In the not-too-far distance a cargo container
ship passes quietly by, headed for Los Angeles, and in the mist
I can see the oil derricks here and there, a reminder of how
much the health and safety of the channel is dependent on man,
and how careful we are to make sure things out here last far
more than just our lifetimes.
Along the way Victor have begun to share
bits and pieces of the island history and its plants and animals
with us. He uses words like isolation and adaptation and interrelationship,
and out here they seem
to have a very real and direct meaning. He tells us, for instance,
about how the kelp, the otter and sea urchins interact. He first
talks about food webs and how the kelp provides food for the
sea urchin and in turn the urchin for the otter, describing in
vivid words what happens when any one of them are disturbed.

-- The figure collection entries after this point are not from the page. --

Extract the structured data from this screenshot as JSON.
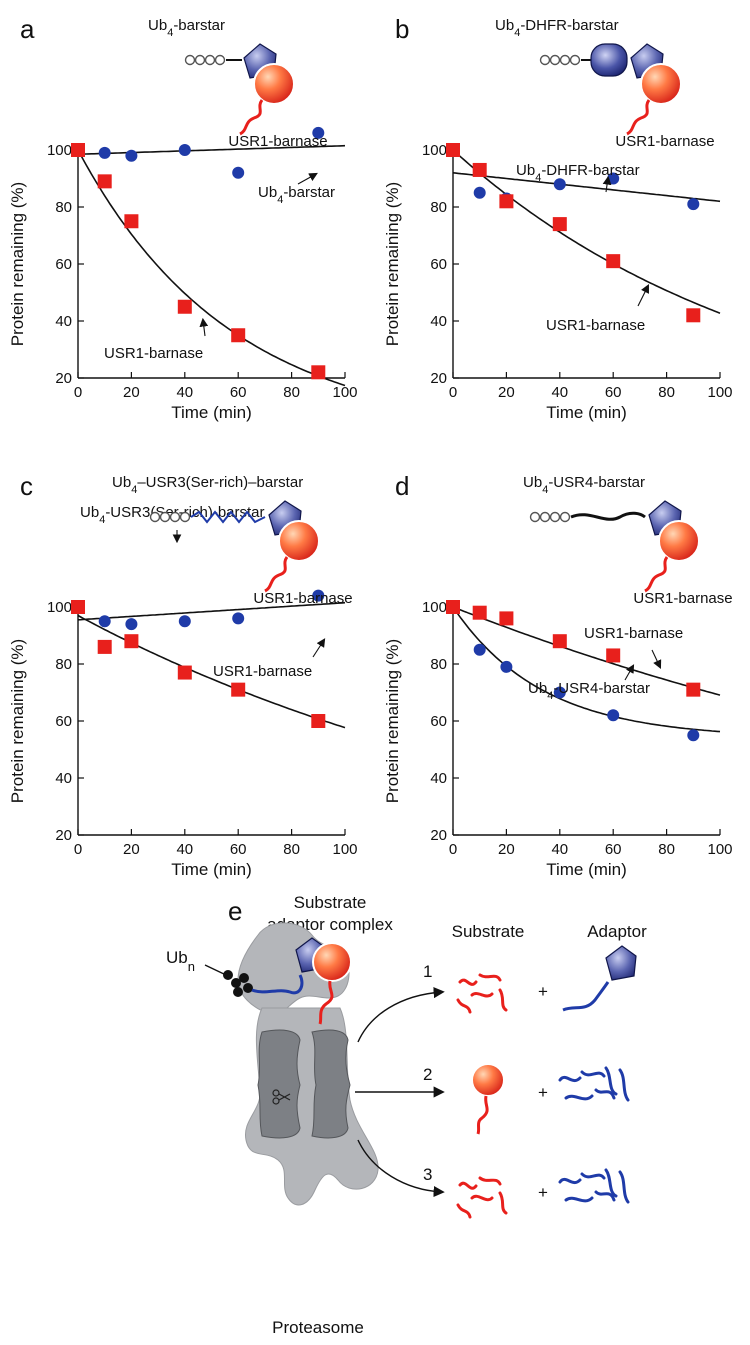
{
  "panels": [
    {
      "label": "a",
      "construct_label": "Ub",
      "construct_sub": "4",
      "construct_suffix": "-barstar",
      "substrate_label": "USR1-barnase",
      "linker": "none",
      "ann_blue_main": "Ub",
      "ann_blue_sub": "4",
      "ann_blue_suffix": "-barstar",
      "ann_red": "USR1-barnase"
    },
    {
      "label": "b",
      "construct_label": "Ub",
      "construct_sub": "4",
      "construct_suffix": "-DHFR-barstar",
      "substrate_label": "USR1-barnase",
      "linker": "dhfr",
      "ann_blue_main": "Ub",
      "ann_blue_sub": "4",
      "ann_blue_suffix": "-DHFR-barstar",
      "ann_red": "USR1-barnase"
    },
    {
      "label": "c",
      "construct_label": "Ub",
      "construct_sub": "4",
      "construct_suffix": "–USR3(Ser-rich)–barstar",
      "substrate_label": "USR1-barnase",
      "linker": "zigzag",
      "ann_blue_main": "Ub",
      "ann_blue_sub": "4",
      "ann_blue_suffix": "-USR3(Ser-rich)-barstar",
      "ann_red": "USR1-barnase"
    },
    {
      "label": "d",
      "construct_label": "Ub",
      "construct_sub": "4",
      "construct_suffix": "-USR4-barstar",
      "substrate_label": "USR1-barnase",
      "linker": "wavy",
      "ann_blue_main": "Ub",
      "ann_blue_sub": "4",
      "ann_blue_suffix": "-USR4-barstar",
      "ann_red": "USR1-barnase"
    }
  ],
  "chart_data": [
    {
      "type": "scatter",
      "panel": "a",
      "xlabel": "Time (min)",
      "ylabel": "Protein remaining (%)",
      "xlim": [
        0,
        100
      ],
      "ylim": [
        20,
        100
      ],
      "xticks": [
        0,
        20,
        40,
        60,
        80,
        100
      ],
      "yticks": [
        20,
        40,
        60,
        80,
        100
      ],
      "series": [
        {
          "name": "Ub4-barstar",
          "color": "#1f3ba8",
          "marker": "circle",
          "x": [
            0,
            10,
            20,
            40,
            60,
            90
          ],
          "y": [
            100,
            99,
            98,
            100,
            92,
            106
          ],
          "fit": {
            "type": "linear",
            "a": 98.5,
            "b": 0.03
          }
        },
        {
          "name": "USR1-barnase",
          "color": "#e8201c",
          "marker": "square",
          "x": [
            0,
            10,
            20,
            40,
            60,
            90
          ],
          "y": [
            100,
            89,
            75,
            45,
            35,
            22
          ],
          "fit": {
            "type": "exp",
            "y0": 100,
            "k": 0.0175
          }
        }
      ]
    },
    {
      "type": "scatter",
      "panel": "b",
      "xlabel": "Time (min)",
      "ylabel": "Protein remaining (%)",
      "xlim": [
        0,
        100
      ],
      "ylim": [
        20,
        100
      ],
      "xticks": [
        0,
        20,
        40,
        60,
        80,
        100
      ],
      "yticks": [
        20,
        40,
        60,
        80,
        100
      ],
      "series": [
        {
          "name": "Ub4-DHFR-barstar",
          "color": "#1f3ba8",
          "marker": "circle",
          "x": [
            0,
            10,
            20,
            40,
            60,
            90
          ],
          "y": [
            100,
            85,
            83,
            88,
            90,
            81
          ],
          "fit": {
            "type": "linear",
            "a": 92,
            "b": -0.1
          }
        },
        {
          "name": "USR1-barnase",
          "color": "#e8201c",
          "marker": "square",
          "x": [
            0,
            10,
            20,
            40,
            60,
            90
          ],
          "y": [
            100,
            93,
            82,
            74,
            61,
            42
          ],
          "fit": {
            "type": "exp",
            "y0": 100,
            "k": 0.0085
          }
        }
      ]
    },
    {
      "type": "scatter",
      "panel": "c",
      "xlabel": "Time (min)",
      "ylabel": "Protein remaining (%)",
      "xlim": [
        0,
        100
      ],
      "ylim": [
        20,
        100
      ],
      "xticks": [
        0,
        20,
        40,
        60,
        80,
        100
      ],
      "yticks": [
        20,
        40,
        60,
        80,
        100
      ],
      "series": [
        {
          "name": "Ub4-USR3(Ser-rich)-barstar",
          "color": "#1f3ba8",
          "marker": "circle",
          "x": [
            0,
            10,
            20,
            40,
            60,
            90
          ],
          "y": [
            100,
            95,
            94,
            95,
            96,
            104
          ],
          "fit": {
            "type": "linear",
            "a": 95.5,
            "b": 0.06
          }
        },
        {
          "name": "USR1-barnase",
          "color": "#e8201c",
          "marker": "square",
          "x": [
            0,
            10,
            20,
            40,
            60,
            90
          ],
          "y": [
            100,
            86,
            88,
            77,
            71,
            60
          ],
          "fit": {
            "type": "exp",
            "y0": 97,
            "k": 0.0052
          }
        }
      ]
    },
    {
      "type": "scatter",
      "panel": "d",
      "xlabel": "Time (min)",
      "ylabel": "Protein remaining (%)",
      "xlim": [
        0,
        100
      ],
      "ylim": [
        20,
        100
      ],
      "xticks": [
        0,
        20,
        40,
        60,
        80,
        100
      ],
      "yticks": [
        20,
        40,
        60,
        80,
        100
      ],
      "series": [
        {
          "name": "USR1-barnase",
          "color": "#e8201c",
          "marker": "square",
          "x": [
            0,
            10,
            20,
            40,
            60,
            90
          ],
          "y": [
            100,
            98,
            96,
            88,
            83,
            71
          ],
          "fit": {
            "type": "exp",
            "y0": 100,
            "k": 0.0037
          }
        },
        {
          "name": "Ub4-USR4-barstar",
          "color": "#1f3ba8",
          "marker": "circle",
          "x": [
            0,
            10,
            20,
            40,
            60,
            90
          ],
          "y": [
            100,
            85,
            79,
            70,
            62,
            55
          ],
          "fit": {
            "type": "expbase",
            "base": 54,
            "amp": 46,
            "k": 0.03
          }
        }
      ]
    }
  ],
  "diagram": {
    "label": "e",
    "complex_title_1": "Substrate",
    "complex_title_2": "adaptor complex",
    "ub_label": "Ub",
    "ub_sub": "n",
    "col_substrate": "Substrate",
    "col_adaptor": "Adaptor",
    "path1": "1",
    "path2": "2",
    "path3": "3",
    "plus": "+",
    "proteasome_label": "Proteasome",
    "colors": {
      "red": "#e8201c",
      "blue": "#1f3ba8",
      "gray": "#b4b6ba",
      "dark": "#7d8085"
    }
  }
}
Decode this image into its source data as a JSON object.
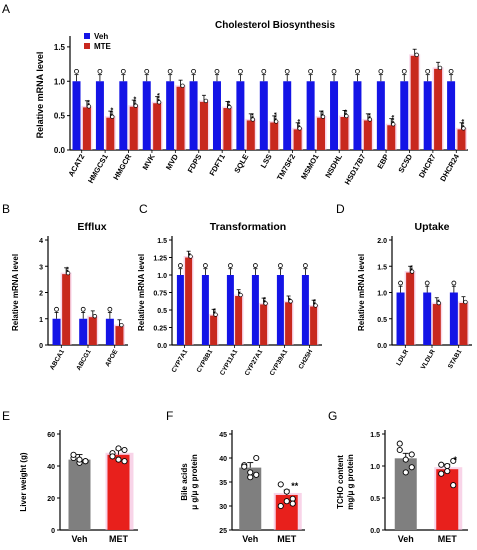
{
  "colors": {
    "veh_blue": "#1414e6",
    "mte_red": "#c8281e",
    "veh_gray": "#7f7f7f",
    "met_red": "#e8201c",
    "halo": "#f4b8d8",
    "axis": "#000000"
  },
  "chart_data": [
    {
      "panel": "A",
      "type": "bar",
      "title": "Cholesterol Biosynthesis",
      "ylabel": "Relative mRNA level",
      "ylim": [
        0,
        1.6
      ],
      "yticks": [
        0.0,
        0.5,
        1.0,
        1.5
      ],
      "ytick_labels": [
        "0.0",
        "0.5",
        "1.0",
        "1.5"
      ],
      "categories": [
        "ACAT2",
        "HMGCS1",
        "HMGCR",
        "MVK",
        "MVD",
        "FDPS",
        "FDFT1",
        "SQLE",
        "LSS",
        "TM7SF2",
        "MSMO1",
        "NSDHL",
        "HSD17B7",
        "EBP",
        "SC5D",
        "DHCR7",
        "DHCR24"
      ],
      "series": [
        {
          "name": "Veh",
          "color": "#1414e6",
          "values": [
            1.0,
            1.0,
            1.0,
            1.0,
            1.0,
            1.0,
            1.0,
            1.0,
            1.0,
            1.0,
            1.0,
            1.0,
            1.0,
            1.0,
            1.0,
            1.0,
            1.0
          ]
        },
        {
          "name": "MTE",
          "color": "#c8281e",
          "values": [
            0.62,
            0.47,
            0.63,
            0.68,
            0.92,
            0.7,
            0.61,
            0.43,
            0.4,
            0.3,
            0.47,
            0.48,
            0.43,
            0.36,
            1.37,
            1.18,
            0.3
          ]
        }
      ],
      "significance": [
        "**",
        "***",
        "***",
        "***",
        "",
        "",
        "**",
        "**",
        "***",
        "***",
        "**",
        "**",
        "**",
        "***",
        "",
        "",
        "***"
      ],
      "legend": "top-left"
    },
    {
      "panel": "B",
      "type": "bar",
      "title": "Efflux",
      "ylabel": "Relative mRNA level",
      "ylim": [
        0,
        4
      ],
      "yticks": [
        0,
        1,
        2,
        3,
        4
      ],
      "ytick_labels": [
        "0",
        "1",
        "2",
        "3",
        "4"
      ],
      "categories": [
        "ABCA1",
        "ABCG1",
        "APOE"
      ],
      "series": [
        {
          "color": "#1414e6",
          "values": [
            1.0,
            1.0,
            1.0
          ]
        },
        {
          "color": "#c8281e",
          "values": [
            2.7,
            1.06,
            0.72
          ]
        }
      ],
      "significance": [
        "**",
        "",
        ""
      ]
    },
    {
      "panel": "C",
      "type": "bar",
      "title": "Transformation",
      "ylabel": "Relative mRNA level",
      "ylim": [
        0,
        1.5
      ],
      "yticks": [
        0.0,
        0.25,
        0.5,
        0.75,
        1.0,
        1.25,
        1.5
      ],
      "ytick_labels": [
        "0.0",
        "0.25",
        "0.5",
        "0.75",
        "1.0",
        "1.25",
        "1.5"
      ],
      "categories": [
        "CYP7A1",
        "CYP8B1",
        "CYP11A1",
        "CYP27A1",
        "CYP39A1",
        "CH25H"
      ],
      "series": [
        {
          "color": "#1414e6",
          "values": [
            1.0,
            1.0,
            1.0,
            1.0,
            1.0,
            1.0
          ]
        },
        {
          "color": "#c8281e",
          "values": [
            1.25,
            0.42,
            0.7,
            0.58,
            0.61,
            0.55
          ]
        }
      ],
      "significance": [
        "*",
        "**",
        "*",
        "**",
        "*",
        "**"
      ]
    },
    {
      "panel": "D",
      "type": "bar",
      "title": "Uptake",
      "ylabel": "Relative mRNA level",
      "ylim": [
        0,
        2
      ],
      "yticks": [
        0.0,
        0.5,
        1.0,
        1.5,
        2.0
      ],
      "ytick_labels": [
        "0.0",
        "0.5",
        "1.0",
        "1.5",
        "2.0"
      ],
      "categories": [
        "LDLR",
        "VLDLR",
        "STAB1"
      ],
      "series": [
        {
          "color": "#1414e6",
          "values": [
            1.0,
            1.0,
            1.0
          ]
        },
        {
          "color": "#c8281e",
          "values": [
            1.38,
            0.78,
            0.8
          ]
        }
      ],
      "significance": [
        "**",
        "*",
        ""
      ]
    },
    {
      "panel": "E",
      "type": "bar",
      "ylabel": "Liver weight (g)",
      "ylim": [
        0,
        60
      ],
      "yticks": [
        0,
        20,
        40,
        60
      ],
      "ytick_labels": [
        "0",
        "20",
        "40",
        "60"
      ],
      "categories": [
        "Veh",
        "MET"
      ],
      "values": [
        44,
        47
      ],
      "colors": [
        "#7f7f7f",
        "#e8201c"
      ],
      "points": [
        [
          45,
          42,
          43,
          47,
          44,
          43
        ],
        [
          48,
          44,
          50,
          46,
          51,
          43
        ]
      ],
      "significance": [
        "",
        ""
      ]
    },
    {
      "panel": "F",
      "type": "bar",
      "ylabel": "Bile acids\nμ g/μ g protein",
      "ylim": [
        25,
        45
      ],
      "yticks": [
        25,
        30,
        35,
        40,
        45
      ],
      "ytick_labels": [
        "25",
        "30",
        "35",
        "40",
        "45"
      ],
      "categories": [
        "Veh",
        "MET"
      ],
      "values": [
        38.0,
        32.3
      ],
      "colors": [
        "#7f7f7f",
        "#e8201c"
      ],
      "points": [
        [
          38.5,
          36.0,
          40.0,
          38.2,
          37.0,
          36.5
        ],
        [
          34.5,
          31.0,
          31.5,
          30.0,
          33.0,
          30.5
        ]
      ],
      "significance": [
        "",
        "**"
      ]
    },
    {
      "panel": "G",
      "type": "bar",
      "ylabel": "TCHO content\nmg/μ g protein",
      "ylim": [
        0,
        1.5
      ],
      "yticks": [
        0.0,
        0.5,
        1.0,
        1.5
      ],
      "ytick_labels": [
        "0.0",
        "0.5",
        "1.0",
        "1.5"
      ],
      "categories": [
        "Veh",
        "MET"
      ],
      "values": [
        1.12,
        0.95
      ],
      "colors": [
        "#7f7f7f",
        "#e8201c"
      ],
      "points": [
        [
          1.35,
          1.1,
          0.98,
          1.25,
          0.9,
          1.18
        ],
        [
          1.02,
          0.92,
          0.7,
          0.88,
          1.0,
          1.08
        ]
      ],
      "significance": [
        "",
        "*"
      ]
    }
  ],
  "panels": {
    "a_label": "A",
    "b_label": "B",
    "c_label": "C",
    "d_label": "D",
    "e_label": "E",
    "f_label": "F",
    "g_label": "G"
  }
}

Some of the kids do not listen but most do, fascinated by the
urchin and how it "walks" on its spiny legs across
the palm of his hand.
I am beginning to learn, too, about the
difference between the native and non-native plants, which are
here today. Forget the ice plant;
the same for the wild oats, which cover the island: neither was
here when the Chumash inhabited these islands. My dreamy image
of what a Chumash might have seen begins to change too, as I
try to imagine what it would have looked like here five hundred
years ago, before the arrival of Cabrillo and a time when many
of the Indians inhabited the Channel Islands. Things are not
always as they appear. I wonder what these kids might be thinking
now, and what of those Chumash who sat here many centuries ago?